Of all the unlikely musical developments that could have taken place in the closing years of the 20th century, the avant-tango movement is probably the second least likely (right after Christian death metal). What was predictable was that
Kip Hanrahan would find some way get his hands on it, and sure enough, here he is producing and arranging a strange and lovely album by Argentine singer
Silvana Deluigi, a woman who seems to have a powerfully ambivalent relationship to the tango tradition.

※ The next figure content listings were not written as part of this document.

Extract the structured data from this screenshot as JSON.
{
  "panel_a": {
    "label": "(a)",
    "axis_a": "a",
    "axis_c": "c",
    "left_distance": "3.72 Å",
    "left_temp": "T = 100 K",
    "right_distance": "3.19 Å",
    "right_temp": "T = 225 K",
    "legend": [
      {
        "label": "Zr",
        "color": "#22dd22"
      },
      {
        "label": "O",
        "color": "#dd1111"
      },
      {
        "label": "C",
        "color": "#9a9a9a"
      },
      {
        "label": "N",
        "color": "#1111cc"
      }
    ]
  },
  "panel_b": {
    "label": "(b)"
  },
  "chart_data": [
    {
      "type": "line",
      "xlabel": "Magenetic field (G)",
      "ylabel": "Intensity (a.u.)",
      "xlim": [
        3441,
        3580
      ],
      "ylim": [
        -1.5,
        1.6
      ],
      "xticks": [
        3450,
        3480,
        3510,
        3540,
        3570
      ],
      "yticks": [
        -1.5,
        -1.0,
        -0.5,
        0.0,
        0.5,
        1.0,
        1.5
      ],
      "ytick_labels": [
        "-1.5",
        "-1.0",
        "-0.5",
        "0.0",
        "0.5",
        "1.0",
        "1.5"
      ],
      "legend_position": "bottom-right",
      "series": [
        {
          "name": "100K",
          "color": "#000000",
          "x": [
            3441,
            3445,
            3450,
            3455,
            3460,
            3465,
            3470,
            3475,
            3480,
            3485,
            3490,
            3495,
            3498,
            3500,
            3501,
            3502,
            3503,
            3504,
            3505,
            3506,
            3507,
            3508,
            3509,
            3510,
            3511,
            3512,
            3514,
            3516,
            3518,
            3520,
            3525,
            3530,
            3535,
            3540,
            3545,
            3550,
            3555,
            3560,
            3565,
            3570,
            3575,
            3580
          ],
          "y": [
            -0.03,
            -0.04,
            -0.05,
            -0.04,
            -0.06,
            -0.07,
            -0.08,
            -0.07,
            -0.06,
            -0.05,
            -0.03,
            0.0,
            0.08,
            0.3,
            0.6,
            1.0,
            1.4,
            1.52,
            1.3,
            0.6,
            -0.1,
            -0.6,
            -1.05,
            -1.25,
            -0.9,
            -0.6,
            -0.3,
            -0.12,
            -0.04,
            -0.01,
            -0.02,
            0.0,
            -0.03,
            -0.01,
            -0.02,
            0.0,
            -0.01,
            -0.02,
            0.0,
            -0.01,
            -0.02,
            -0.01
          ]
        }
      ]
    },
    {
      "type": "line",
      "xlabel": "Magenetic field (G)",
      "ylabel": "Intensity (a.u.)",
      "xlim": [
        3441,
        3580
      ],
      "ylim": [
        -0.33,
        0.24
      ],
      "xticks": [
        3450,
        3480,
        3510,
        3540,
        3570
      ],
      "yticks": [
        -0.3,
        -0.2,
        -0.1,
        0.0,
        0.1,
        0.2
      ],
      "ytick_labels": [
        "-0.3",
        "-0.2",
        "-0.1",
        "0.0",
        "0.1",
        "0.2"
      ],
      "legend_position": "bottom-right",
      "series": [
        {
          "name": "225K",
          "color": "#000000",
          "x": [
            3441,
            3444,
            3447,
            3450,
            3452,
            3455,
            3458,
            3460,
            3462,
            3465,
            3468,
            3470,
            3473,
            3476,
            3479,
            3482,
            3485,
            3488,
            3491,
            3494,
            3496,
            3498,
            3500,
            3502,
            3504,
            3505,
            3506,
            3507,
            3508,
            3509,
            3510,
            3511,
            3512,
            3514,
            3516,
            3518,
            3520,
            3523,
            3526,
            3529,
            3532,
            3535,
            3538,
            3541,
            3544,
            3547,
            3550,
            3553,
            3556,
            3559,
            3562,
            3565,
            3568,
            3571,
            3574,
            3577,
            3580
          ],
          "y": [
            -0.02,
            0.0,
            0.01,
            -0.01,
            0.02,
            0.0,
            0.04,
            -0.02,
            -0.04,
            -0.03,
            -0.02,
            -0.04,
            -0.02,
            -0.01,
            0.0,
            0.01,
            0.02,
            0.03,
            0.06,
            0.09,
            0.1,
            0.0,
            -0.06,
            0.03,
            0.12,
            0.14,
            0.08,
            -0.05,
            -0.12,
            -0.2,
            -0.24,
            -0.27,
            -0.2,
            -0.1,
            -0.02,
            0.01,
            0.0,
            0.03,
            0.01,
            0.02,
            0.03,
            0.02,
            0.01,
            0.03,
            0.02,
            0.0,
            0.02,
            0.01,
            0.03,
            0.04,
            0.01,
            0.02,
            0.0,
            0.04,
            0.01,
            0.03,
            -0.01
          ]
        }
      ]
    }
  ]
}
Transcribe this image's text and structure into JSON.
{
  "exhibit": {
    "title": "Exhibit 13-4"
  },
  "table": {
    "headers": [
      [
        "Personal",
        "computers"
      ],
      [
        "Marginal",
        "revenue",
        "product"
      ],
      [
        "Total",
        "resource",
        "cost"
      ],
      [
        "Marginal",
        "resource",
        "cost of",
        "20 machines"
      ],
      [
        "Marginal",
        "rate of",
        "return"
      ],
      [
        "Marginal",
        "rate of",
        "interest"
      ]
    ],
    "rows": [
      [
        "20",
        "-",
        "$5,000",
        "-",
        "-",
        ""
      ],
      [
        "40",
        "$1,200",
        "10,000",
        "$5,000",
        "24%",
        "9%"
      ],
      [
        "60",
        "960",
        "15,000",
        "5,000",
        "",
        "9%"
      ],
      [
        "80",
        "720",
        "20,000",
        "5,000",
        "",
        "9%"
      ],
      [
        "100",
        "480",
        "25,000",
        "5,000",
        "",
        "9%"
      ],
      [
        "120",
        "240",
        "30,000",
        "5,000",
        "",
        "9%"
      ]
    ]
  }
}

What gives tango music its tremendous power is the sense of hot passion being kept, just barely, under tight control, and that feeling is what binds most of these songs together, even when they depart quite dramatically from the typical rhythmic and harmonic patterns that typify tango. "La Cumparsita" is the song that hews most closely to the party line -- it's slow, dark, and bittersweet, like good chocolate, and features some wonderful string writing. "Cuesta Abajo" is more emotionally fraught, and the strings are more classical in tone, as if to balance out the raw passion of the singing. On "Tangologie" a strange sort of Broadway-esque exuberance creeps in, and the result feels awkward, but the spy-movie ambience of "Maquillaje" fuses with the tango flavor quite nicely. Throughout the album,
Deluigi's voice is a thing of dark and rich beauty, and her delivery is powerful but elegant. Highly recommended.